Mangels Erfüllung der anwendbaren Regelerteilungsvoraussetzung des § 5 Abs. 1 Nr. 2 AufenthG besteht daher kein strikter Rechtsanspruch i.S.d. § 10 Abs. 3 Satz 3 AufenthG, so dass § 10 Abs. 3 Satz 1 AufenthG der Erteilung einer Aufenthaltserlaubnis gem. § 28 Abs. 1 Satz 1 Nr. 3 AufenthG entgegensteht.
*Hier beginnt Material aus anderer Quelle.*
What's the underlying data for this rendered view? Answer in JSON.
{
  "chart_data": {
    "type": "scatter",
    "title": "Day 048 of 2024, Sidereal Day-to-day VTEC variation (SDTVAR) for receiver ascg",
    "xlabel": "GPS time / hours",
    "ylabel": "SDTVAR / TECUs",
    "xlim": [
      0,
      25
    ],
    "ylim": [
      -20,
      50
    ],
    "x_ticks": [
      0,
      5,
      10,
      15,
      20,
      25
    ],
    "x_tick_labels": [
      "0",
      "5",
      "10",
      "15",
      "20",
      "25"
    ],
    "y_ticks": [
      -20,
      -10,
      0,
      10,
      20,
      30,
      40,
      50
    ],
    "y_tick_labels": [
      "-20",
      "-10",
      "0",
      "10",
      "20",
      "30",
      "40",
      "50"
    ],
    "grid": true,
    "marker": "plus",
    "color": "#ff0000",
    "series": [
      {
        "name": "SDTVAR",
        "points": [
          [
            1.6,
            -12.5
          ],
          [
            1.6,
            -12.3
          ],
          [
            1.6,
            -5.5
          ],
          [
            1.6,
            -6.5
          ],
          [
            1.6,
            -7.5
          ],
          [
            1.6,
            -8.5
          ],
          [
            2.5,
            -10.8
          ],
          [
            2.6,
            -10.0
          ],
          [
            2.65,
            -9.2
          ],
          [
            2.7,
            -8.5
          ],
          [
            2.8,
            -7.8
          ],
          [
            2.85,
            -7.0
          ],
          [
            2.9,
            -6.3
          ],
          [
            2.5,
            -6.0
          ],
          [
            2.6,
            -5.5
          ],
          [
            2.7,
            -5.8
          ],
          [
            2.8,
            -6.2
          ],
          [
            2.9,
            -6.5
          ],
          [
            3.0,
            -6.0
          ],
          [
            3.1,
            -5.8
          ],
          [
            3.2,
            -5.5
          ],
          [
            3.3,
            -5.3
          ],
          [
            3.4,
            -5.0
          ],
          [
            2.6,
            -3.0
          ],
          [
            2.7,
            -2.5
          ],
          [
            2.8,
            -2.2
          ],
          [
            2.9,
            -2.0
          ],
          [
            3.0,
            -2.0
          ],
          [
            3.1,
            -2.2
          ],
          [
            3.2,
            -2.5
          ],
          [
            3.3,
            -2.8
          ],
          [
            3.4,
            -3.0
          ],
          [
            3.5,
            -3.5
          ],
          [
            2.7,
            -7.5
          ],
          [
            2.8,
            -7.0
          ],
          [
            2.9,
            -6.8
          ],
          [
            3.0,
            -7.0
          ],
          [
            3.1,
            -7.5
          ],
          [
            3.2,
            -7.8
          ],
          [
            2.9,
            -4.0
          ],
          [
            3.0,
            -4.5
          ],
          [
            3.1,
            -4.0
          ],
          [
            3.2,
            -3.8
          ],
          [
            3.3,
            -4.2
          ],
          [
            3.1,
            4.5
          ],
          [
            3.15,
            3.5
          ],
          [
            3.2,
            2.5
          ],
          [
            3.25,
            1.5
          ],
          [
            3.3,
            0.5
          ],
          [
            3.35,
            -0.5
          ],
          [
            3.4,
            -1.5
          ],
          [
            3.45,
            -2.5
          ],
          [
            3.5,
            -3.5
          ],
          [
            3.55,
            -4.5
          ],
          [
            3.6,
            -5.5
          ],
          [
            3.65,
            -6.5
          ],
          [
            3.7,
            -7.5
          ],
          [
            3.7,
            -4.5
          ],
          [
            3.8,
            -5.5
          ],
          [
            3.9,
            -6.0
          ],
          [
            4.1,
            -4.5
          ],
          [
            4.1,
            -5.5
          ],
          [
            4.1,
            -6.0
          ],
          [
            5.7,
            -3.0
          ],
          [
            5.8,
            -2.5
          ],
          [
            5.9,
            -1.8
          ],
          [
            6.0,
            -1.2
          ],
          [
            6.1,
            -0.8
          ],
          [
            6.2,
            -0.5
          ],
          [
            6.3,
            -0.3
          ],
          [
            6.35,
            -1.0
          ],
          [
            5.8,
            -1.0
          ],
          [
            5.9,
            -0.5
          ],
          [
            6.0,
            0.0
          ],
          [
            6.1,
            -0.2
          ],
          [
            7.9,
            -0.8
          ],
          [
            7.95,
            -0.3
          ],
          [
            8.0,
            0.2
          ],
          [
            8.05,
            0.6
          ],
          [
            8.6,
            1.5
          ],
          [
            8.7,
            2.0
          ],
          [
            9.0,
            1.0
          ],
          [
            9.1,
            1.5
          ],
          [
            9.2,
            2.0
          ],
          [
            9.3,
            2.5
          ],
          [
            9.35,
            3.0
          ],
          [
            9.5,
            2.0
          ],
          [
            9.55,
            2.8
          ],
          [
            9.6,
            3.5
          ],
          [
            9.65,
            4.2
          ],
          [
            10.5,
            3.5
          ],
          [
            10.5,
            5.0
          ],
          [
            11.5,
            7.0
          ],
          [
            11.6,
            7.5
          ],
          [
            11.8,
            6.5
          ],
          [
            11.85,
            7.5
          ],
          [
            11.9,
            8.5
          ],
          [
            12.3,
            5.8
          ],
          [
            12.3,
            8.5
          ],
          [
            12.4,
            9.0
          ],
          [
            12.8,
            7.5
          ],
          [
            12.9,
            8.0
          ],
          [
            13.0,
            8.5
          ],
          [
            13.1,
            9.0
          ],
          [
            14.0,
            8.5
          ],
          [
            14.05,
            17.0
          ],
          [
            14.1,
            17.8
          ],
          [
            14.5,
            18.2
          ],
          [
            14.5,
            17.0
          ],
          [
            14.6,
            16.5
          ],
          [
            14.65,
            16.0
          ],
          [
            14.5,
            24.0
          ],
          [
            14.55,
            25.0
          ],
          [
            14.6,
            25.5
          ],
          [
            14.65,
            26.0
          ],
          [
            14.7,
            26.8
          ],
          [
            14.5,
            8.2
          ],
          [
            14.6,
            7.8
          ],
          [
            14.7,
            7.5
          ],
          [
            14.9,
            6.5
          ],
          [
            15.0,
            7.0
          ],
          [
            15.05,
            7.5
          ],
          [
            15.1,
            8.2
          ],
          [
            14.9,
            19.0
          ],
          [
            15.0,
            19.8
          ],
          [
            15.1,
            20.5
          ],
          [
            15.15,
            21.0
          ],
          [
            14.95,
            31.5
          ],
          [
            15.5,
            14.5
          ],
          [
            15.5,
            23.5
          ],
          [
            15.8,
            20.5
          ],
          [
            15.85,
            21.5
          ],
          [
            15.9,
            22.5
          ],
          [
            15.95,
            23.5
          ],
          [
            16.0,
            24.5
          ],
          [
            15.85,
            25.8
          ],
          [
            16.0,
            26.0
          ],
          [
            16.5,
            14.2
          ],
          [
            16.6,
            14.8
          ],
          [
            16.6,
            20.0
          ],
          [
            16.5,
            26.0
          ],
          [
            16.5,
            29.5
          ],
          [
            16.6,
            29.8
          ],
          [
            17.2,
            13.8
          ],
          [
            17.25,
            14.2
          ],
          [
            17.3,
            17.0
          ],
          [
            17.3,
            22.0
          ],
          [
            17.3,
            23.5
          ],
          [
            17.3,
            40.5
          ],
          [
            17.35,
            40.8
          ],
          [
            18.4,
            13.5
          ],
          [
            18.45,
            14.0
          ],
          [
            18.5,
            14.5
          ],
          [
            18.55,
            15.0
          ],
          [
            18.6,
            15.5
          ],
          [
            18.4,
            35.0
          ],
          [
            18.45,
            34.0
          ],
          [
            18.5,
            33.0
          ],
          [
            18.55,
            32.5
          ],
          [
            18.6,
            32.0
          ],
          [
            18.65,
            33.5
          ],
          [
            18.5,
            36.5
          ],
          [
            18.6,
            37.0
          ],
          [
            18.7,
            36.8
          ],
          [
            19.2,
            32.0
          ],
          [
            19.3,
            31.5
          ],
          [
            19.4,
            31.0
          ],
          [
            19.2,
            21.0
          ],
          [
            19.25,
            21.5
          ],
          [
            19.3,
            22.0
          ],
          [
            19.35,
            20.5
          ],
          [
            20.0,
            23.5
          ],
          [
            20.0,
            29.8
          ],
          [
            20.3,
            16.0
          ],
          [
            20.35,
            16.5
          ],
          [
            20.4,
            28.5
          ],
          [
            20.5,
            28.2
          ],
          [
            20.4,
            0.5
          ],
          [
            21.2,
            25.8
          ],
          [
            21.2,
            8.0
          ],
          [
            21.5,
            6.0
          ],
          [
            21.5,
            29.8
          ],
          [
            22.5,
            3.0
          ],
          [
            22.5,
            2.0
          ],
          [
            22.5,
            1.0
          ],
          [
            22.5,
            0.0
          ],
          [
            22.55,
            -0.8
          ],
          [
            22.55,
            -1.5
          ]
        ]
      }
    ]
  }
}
Auch ein Anspruch auf Erteilung einer Aufenthaltserlaubnis gem. § 25 Abs. 5 AufenthG besteht nicht. Zwar steht dem § 10 Abs. 3 Satz 1 AufenthG nicht entgegen, da dieser Aufenthaltstitel nach Abschnitt 5 des Aufenthaltsgesetzes ausnimmt. Der Erteilung steht jedoch § 10 Abs. 3 Satz 2 AufenthG entgegen. Danach darf vor der Ausreise kein Aufenthaltstitel erteilt werden, sofern der Asylantrag nach § 30 Abs. 3
Nrn. 1 bis 6 AsylG abgelehnt wurde. Ausweislich des Bescheids des Bundesamts vom 9. Februar 2016 wurde der Asylantrag des Klägers gem. § 30 Abs. 3 Nr. 5 AsylG als offensichtlich unbegründet abgelehnt.
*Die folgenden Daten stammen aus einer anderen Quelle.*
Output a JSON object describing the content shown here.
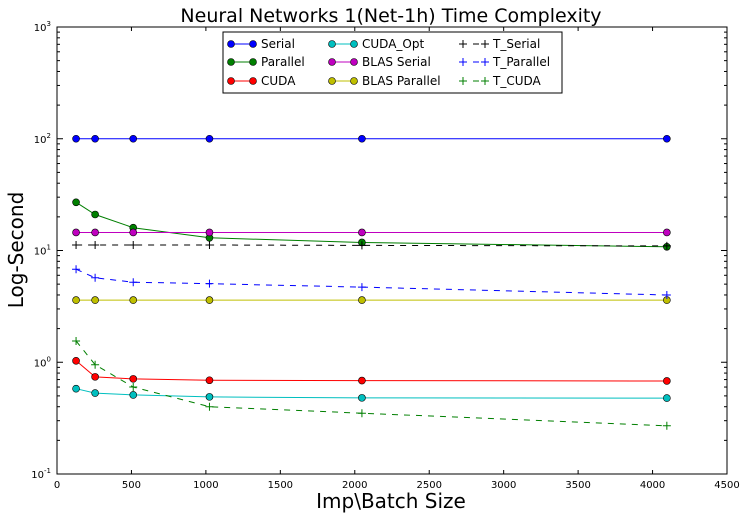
{
  "chart_data": {
    "type": "line",
    "title": "Neural Networks 1(Net-1h) Time Complexity",
    "xlabel": "Imp\\Batch Size",
    "ylabel": "Log-Second",
    "xlim": [
      0,
      4500
    ],
    "ylim": [
      0.1,
      1000
    ],
    "yscale": "log",
    "grid": false,
    "legend_position": "top-center",
    "x_ticks": [
      "0",
      "500",
      "1000",
      "1500",
      "2000",
      "2500",
      "3000",
      "3500",
      "4000",
      "4500"
    ],
    "y_ticks": [
      {
        "base": "10",
        "exp": "-1",
        "value": 0.1
      },
      {
        "base": "10",
        "exp": "0",
        "value": 1
      },
      {
        "base": "10",
        "exp": "1",
        "value": 10
      },
      {
        "base": "10",
        "exp": "2",
        "value": 100
      },
      {
        "base": "10",
        "exp": "3",
        "value": 1000
      }
    ],
    "x": [
      128,
      256,
      512,
      1024,
      2048,
      4096
    ],
    "series": [
      {
        "name": "Serial",
        "color": "#0000ff",
        "style": "solid",
        "marker": "circle",
        "values": [
          100,
          100,
          100,
          100,
          100,
          100
        ]
      },
      {
        "name": "Parallel",
        "color": "#007f00",
        "style": "solid",
        "marker": "circle",
        "values": [
          27,
          21,
          16,
          13,
          11.8,
          10.8
        ]
      },
      {
        "name": "CUDA",
        "color": "#ff0000",
        "style": "solid",
        "marker": "circle",
        "values": [
          1.03,
          0.74,
          0.71,
          0.69,
          0.685,
          0.68
        ]
      },
      {
        "name": "CUDA_Opt",
        "color": "#00bfbf",
        "style": "solid",
        "marker": "circle",
        "values": [
          0.58,
          0.53,
          0.51,
          0.49,
          0.48,
          0.478
        ]
      },
      {
        "name": "BLAS Serial",
        "color": "#bf00bf",
        "style": "solid",
        "marker": "circle",
        "values": [
          14.5,
          14.5,
          14.5,
          14.5,
          14.5,
          14.5
        ]
      },
      {
        "name": "BLAS Parallel",
        "color": "#bfbf00",
        "style": "solid",
        "marker": "circle",
        "values": [
          3.6,
          3.6,
          3.6,
          3.6,
          3.6,
          3.6
        ]
      },
      {
        "name": "T_Serial",
        "color": "#000000",
        "style": "dashed",
        "marker": "plus",
        "values": [
          11.2,
          11.2,
          11.2,
          11.2,
          11.1,
          11.0
        ]
      },
      {
        "name": "T_Parallel",
        "color": "#0000ff",
        "style": "dashed",
        "marker": "plus",
        "values": [
          6.8,
          5.7,
          5.2,
          5.05,
          4.7,
          4.0
        ]
      },
      {
        "name": "T_CUDA",
        "color": "#007f00",
        "style": "dashed",
        "marker": "plus",
        "values": [
          1.55,
          0.95,
          0.6,
          0.4,
          0.35,
          0.27
        ]
      }
    ]
  }
}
Die Anwendbarkeit des § 10 Abs. 3 Satz 2 AufenthG ist vorliegend nicht gem. § 10 Abs. 3 Satz 3 AufenthG ausgeschlossen. § 25 Abs. 5 AufenthG vermittelt schon keinen strikten Rechtsanspruch i.S.d. § 10 Abs. 3 Satz 3 AufenthG. § 25 Abs. 5 Satz 1 AufenthG ist eine Ermessensvorschrift. Selbst bei einer Ermessensreduzierung auf null bestünde kein gesetzlicher Anspruch (Maor in BeckOK AuslR, a.a.O. § 10 AufenthG Rn. 6). Bei § 25 Abs. 5 Satz 2 AufenthG, dessen Tatbestandsvoraussetzungen ohnehin derzeit nicht vorliegen, da die Abschiebung des Klägers noch nicht seit 18 Monaten ausgesetzt ist, handelt es sich um eine Soll-Vorschrift, die selbst dann keinen Rechtsanspruch vermittelt, wenn kein atypischer Fall vorliegt. Bei einer „Soll“-Regelung fehlt es an einer abschließenden abstraktgenerellen, die Verwaltung bindenden Entscheidung des Gesetzgebers (Dienelt in Bergmann/Dienelt, Ausländerrecht, 12. Aufl. 2018, § 10 AufenthG Rn. 14). Im Übrigen steht auch das bestehende Ausweisungsinteresse einem Rechtsanspruch entgegen (s.o.).
Mangels hinreichender Erfolgsaussichten der Klage im Sinne von § 166 VwGO i.V.m. §§ 114 ZPO ist der Antrag auf Bewilligung von Prozesskostenhilfe abzulehnen. Damit besteht auch keine Grundlage für eine Beiordnung des benannten Rechtsanwalts gem. § 166 VwGO i.V.m. § 121 ZPO.